[K:NWTS 23/1 (May 2008) 68-69]

Book Review

John Wolffe, The Expansion of Evangelicalism: The Age of Wilberforce, More, Chalmers and Finney. Downers Grove, IL: InterVarsity Press, 2007. 280 pp. Cloth. ISBN: 978-0-8308-2582-0. $23.00.

The Expansion of Evangelicalism: The Age of Wilberforce, More, Chalmers and Finney by John Wolffe (2007) is one in a five volume series on the history of Evangelicalism being issued by Inter-Varsity Press (only the first three, to this point, have been published).

Although Wolffe’s is unabashedly a work of historical scholarship (voluminous footnotes and a select bibliography of no less than twenty-four pages), it is well within the reach of the average interested layman, and not without its charms: the striking or touching anecdote from diary or correspondence (in particular the several first-person accounts of conversion or spiritual struggle);  the humorous gloss (“In [1837] New South Wales Presbyterianism showed itself a true child of its Scottish parent by undergoing its first schism”) or felicitously-turned phrase (the piety of the Clapham Sect was “deep-seated but not austere”; among the early Methodists the deathbed was perceived as “the ultimate class meeting”). This is no scintillating page-turner for the casual reader, but for anyone wanting a well-researched and perceptive accounting, deftly rendered, of Evangelicalism during the period of its world-wide expansion (1790-1850), it is worth the effort.

“The Age of Wilberforce, More, Chalmers and Finney” rather summarizes its scope, both chronologically and geographically: William Wilberforce, parliamentary father of the abolition of the slave trade in Britain in 1807 (he lived just long enough to see the repeal of the institution of slavery itself in the British colonies in 1833) and subject of the popular 2007 film Amazing Grace; Hannah More, influential poet, essayist, and activist evangelical woman, especially in the cause of education for girls; Thomas Chalmers, powerful preacher, writer, social planner, and leader in the Disruption (1843) in the Scottish church; Charles Grandison Finney, famous American revivalist of the 1820s and 30s, leader in “new measures” revivalism and arguably inventor of “planned and controlled” revivals, as well as early professor and president at Oberlin College.

The subtitle also fairly outlines the book’s primary themes: revivalism’s prominence in Evangelicalism; the movement’s spiritual life and worship; its view of men, women, and the family; its activism—tract societies, city missions, parochial schools (in Scotland), and dozens of organizations for the suppression of vice or keeping the Sabbath or ending slavery (in the United States as well as the British Empire); and what Wolffe calls “the evolving sense of global vision and aspiration for unity” among the disparate denominations—and non-denominations—that comprised it.

As for Calvinism:  the expansion of Evangelicalism may be interpreted as a softening or loosening—or, in its Arminian manifestations, a downright abandonment—of an earlier and stricter Calvinism.
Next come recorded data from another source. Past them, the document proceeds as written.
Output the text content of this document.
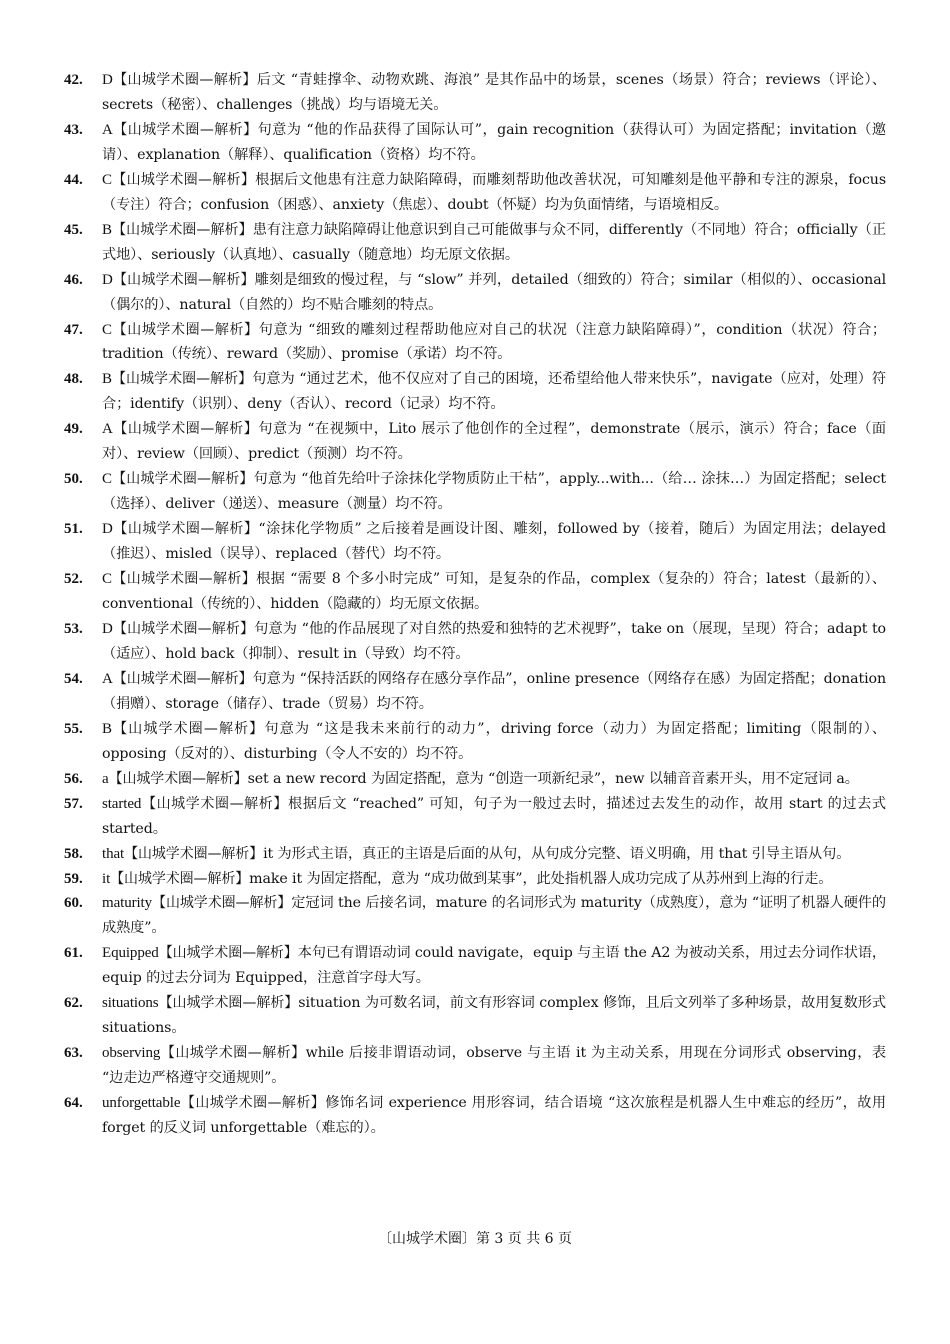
42.	D【山城学术圈—解析】后文 “青蛙撑伞、动物欢跳、海浪” 是其作品中的场景，scenes（场景）符合；reviews（评论）、secrets（秘密）、challenges（挑战）均与语境无关。
43.	A【山城学术圈—解析】句意为 “他的作品获得了国际认可”，gain recognition（获得认可）为固定搭配；invitation（邀请）、explanation（解释）、qualification（资格）均不符。
44.	C【山城学术圈—解析】根据后文他患有注意力缺陷障碍，而雕刻帮助他改善状况，可知雕刻是他平静和专注的源泉，focus（专注）符合；confusion（困惑）、anxiety（焦虑）、doubt（怀疑）均为负面情绪，与语境相反。
45.	B【山城学术圈—解析】患有注意力缺陷障碍让他意识到自己可能做事与众不同，differently（不同地）符合；officially（正式地）、seriously（认真地）、casually（随意地）均无原文依据。
46.	D【山城学术圈—解析】雕刻是细致的慢过程，与 “slow” 并列，detailed（细致的）符合；similar（相似的）、occasional（偶尔的）、natural（自然的）均不贴合雕刻的特点。
47.	C【山城学术圈—解析】句意为 “细致的雕刻过程帮助他应对自己的状况（注意力缺陷障碍）”，condition（状况）符合；tradition（传统）、reward（奖励）、promise（承诺）均不符。
48.	B【山城学术圈—解析】句意为 “通过艺术，他不仅应对了自己的困境，还希望给他人带来快乐”，navigate（应对，处理）符合；identify（识别）、deny（否认）、record（记录）均不符。
49.	A【山城学术圈—解析】句意为 “在视频中，Lito 展示了他创作的全过程”，demonstrate（展示，演示）符合；face（面对）、review（回顾）、predict（预测）均不符。
50.	C【山城学术圈—解析】句意为 “他首先给叶子涂抹化学物质防止干枯”，apply...with...（给… 涂抹…）为固定搭配；select（选择）、deliver（递送）、measure（测量）均不符。
51.	D【山城学术圈—解析】“涂抹化学物质” 之后接着是画设计图、雕刻，followed by（接着，随后）为固定用法；delayed（推迟）、misled（误导）、replaced（替代）均不符。
52.	C【山城学术圈—解析】根据 “需要 8 个多小时完成” 可知，是复杂的作品，complex（复杂的）符合；latest（最新的）、conventional（传统的）、hidden（隐藏的）均无原文依据。
53.	D【山城学术圈—解析】句意为 “他的作品展现了对自然的热爱和独特的艺术视野”，take on（展现，呈现）符合；adapt to（适应）、hold back（抑制）、result in（导致）均不符。
54.	A【山城学术圈—解析】句意为 “保持活跃的网络存在感分享作品”，online presence（网络存在感）为固定搭配；donation（捐赠）、storage（储存）、trade（贸易）均不符。
55.	B【山城学术圈—解析】句意为 “这是我未来前行的动力”，driving force（动力）为固定搭配；limiting（限制的）、opposing（反对的）、disturbing（令人不安的）均不符。
56.	a【山城学术圈—解析】set a new record 为固定搭配，意为 “创造一项新纪录”，new 以辅音音素开头，用不定冠词 a。
57.	started【山城学术圈—解析】根据后文 “reached” 可知，句子为一般过去时，描述过去发生的动作，故用 start 的过去式 started。
58.	that【山城学术圈—解析】it 为形式主语，真正的主语是后面的从句，从句成分完整、语义明确，用 that 引导主语从句。
59.	it【山城学术圈—解析】make it 为固定搭配，意为 “成功做到某事”，此处指机器人成功完成了从苏州到上海的行走。
60.	maturity【山城学术圈—解析】定冠词 the 后接名词，mature 的名词形式为 maturity（成熟度），意为 “证明了机器人硬件的成熟度”。
61.	Equipped【山城学术圈—解析】本句已有谓语动词 could navigate，equip 与主语 the A2 为被动关系，用过去分词作状语，equip 的过去分词为 Equipped，注意首字母大写。
62.	situations【山城学术圈—解析】situation 为可数名词，前文有形容词 complex 修饰，且后文列举了多种场景，故用复数形式 situations。
63.	observing【山城学术圈—解析】while 后接非谓语动词，observe 与主语 it 为主动关系，用现在分词形式 observing，表 “边走边严格遵守交通规则”。
64.	unforgettable【山城学术圈—解析】修饰名词 experience 用形容词，结合语境 “这次旅程是机器人生中难忘的经历”，故用 forget 的反义词 unforgettable（难忘的）。
〔山城学术圈〕第 3 页 共 6 页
Evangelicalism’s revivalism, for a start, almost in the nature of the case, “acknowledged and advocated a positive role for human agency in the work of conversion and moral reform,” as was said of the Yale theologian Nathaniel Taylor. This Evangelicalism was also remarkably broad theologically, incorporating, within Presbyterianism itself, not only the “theological ironclad” William Cunningham, but the liberal evangelical Henry Drummond and the proto-charismatic Edward Irving; and, more widely still, not only Church of England High Churchmen, but Primitive Methodist Ranters and, in America, Freewill Baptists. But all of this is simply to illustrate the amazing inclusiveness (within very definite biblical and crucicentrist limits) of the cause.
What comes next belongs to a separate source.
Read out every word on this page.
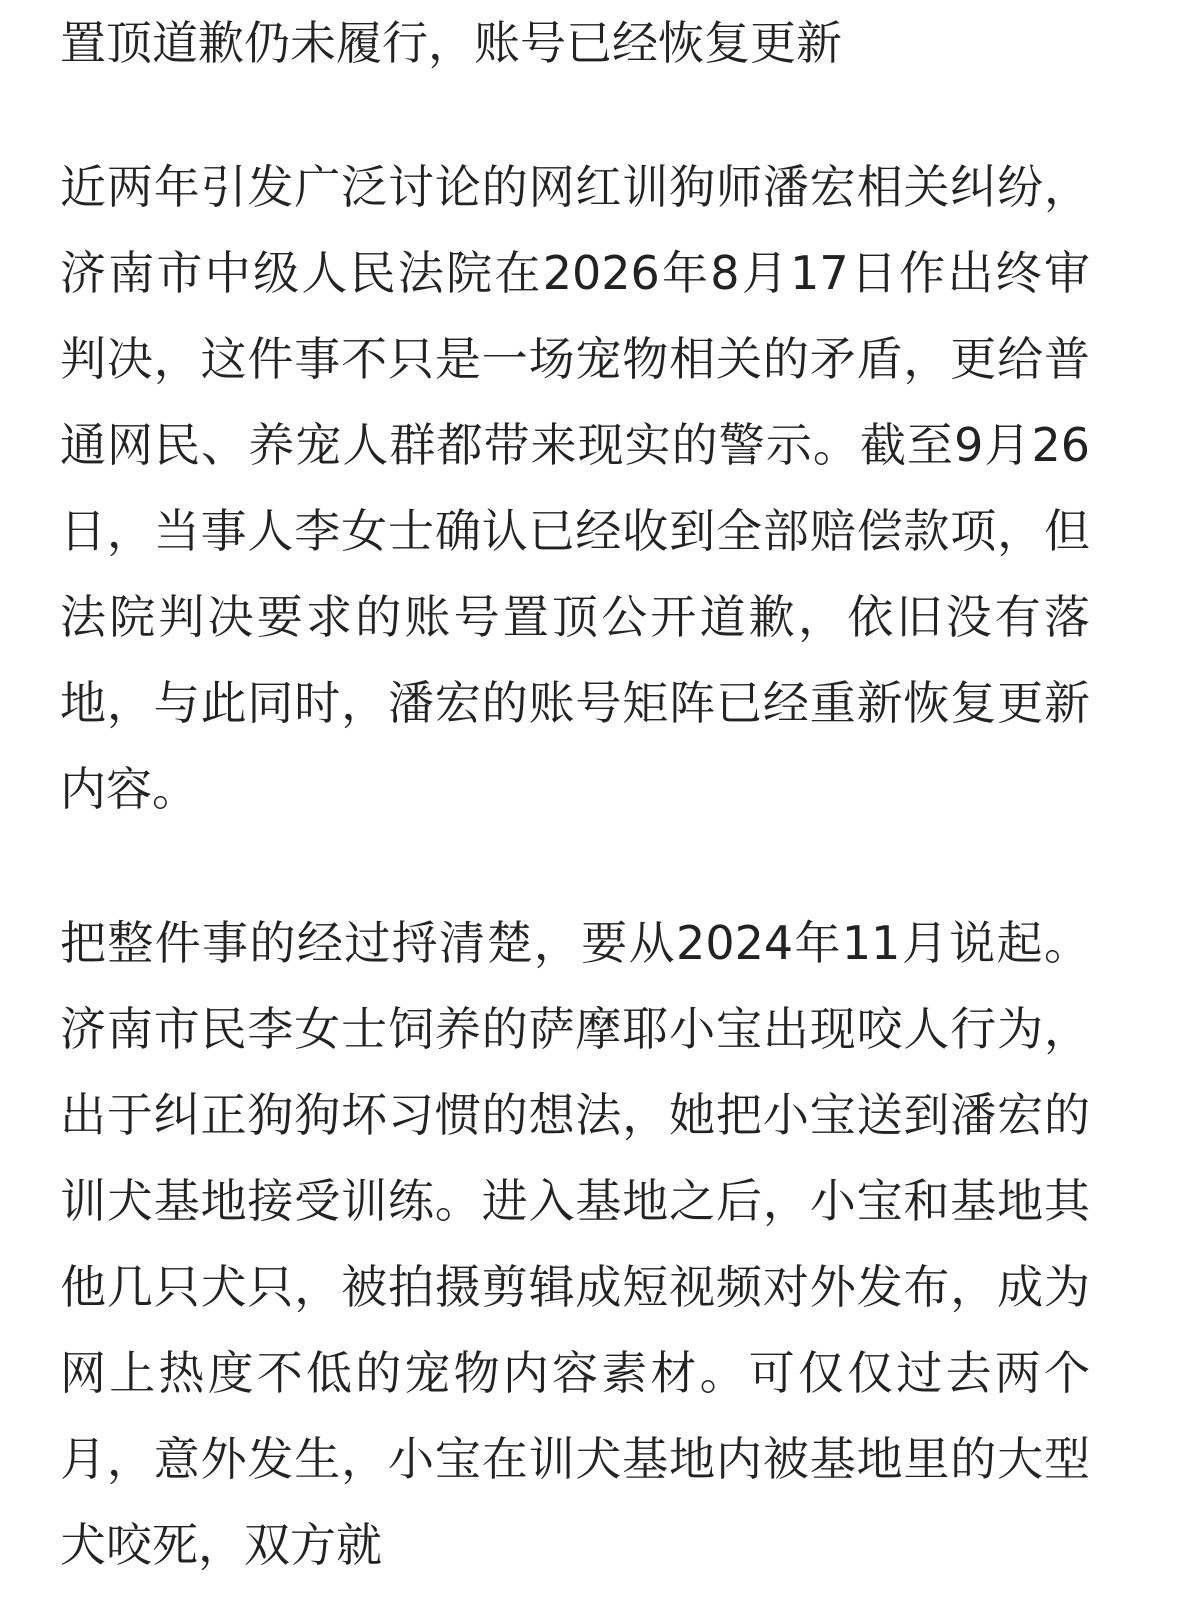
置顶道歉仍未履行，账号已经恢复更新

近两年引发广泛讨论的网红训狗师潘宏相关纠纷，济南市中级人民法院在2026年8月17日作出终审判决，这件事不只是一场宠物相关的矛盾，更给普通网民、养宠人群都带来现实的警示。截至9月26日，当事人李女士确认已经收到全部赔偿款项，但法院判决要求的账号置顶公开道歉，依旧没有落地，与此同时，潘宏的账号矩阵已经重新恢复更新内容。

把整件事的经过捋清楚，要从2024年11月说起。济南市民李女士饲养的萨摩耶小宝出现咬人行为，出于纠正狗狗坏习惯的想法，她把小宝送到潘宏的训犬基地接受训练。进入基地之后，小宝和基地其他几只犬只，被拍摄剪辑成短视频对外发布，成为网上热度不低的宠物内容素材。可仅仅过去两个月，意外发生，小宝在训犬基地内被基地里的大型犬咬死，双方就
Indeed, the wild variety of individuals and groups that feature in the story, from (to extend the fascinating list) Lord Ashley, Earl of Shaftesbury to pioneer American Black female Methodist evangelist Zilpha Elaw; from establishment Anglicans to Magic Methodists in Cheshire and “Kirkgate Screamers” in Leeds; from (in the States) Northern to Southern Baptists, divided (as early as 1845) over the issue of slave-holding; and the doctrinal and other mutualities that held them together—or drove them apart—is perhaps the sub-plot of this engrossing, but not uncomplicated, tale, so pertinent not only to an understanding of the contemporary Christian Church but of the contemporary world.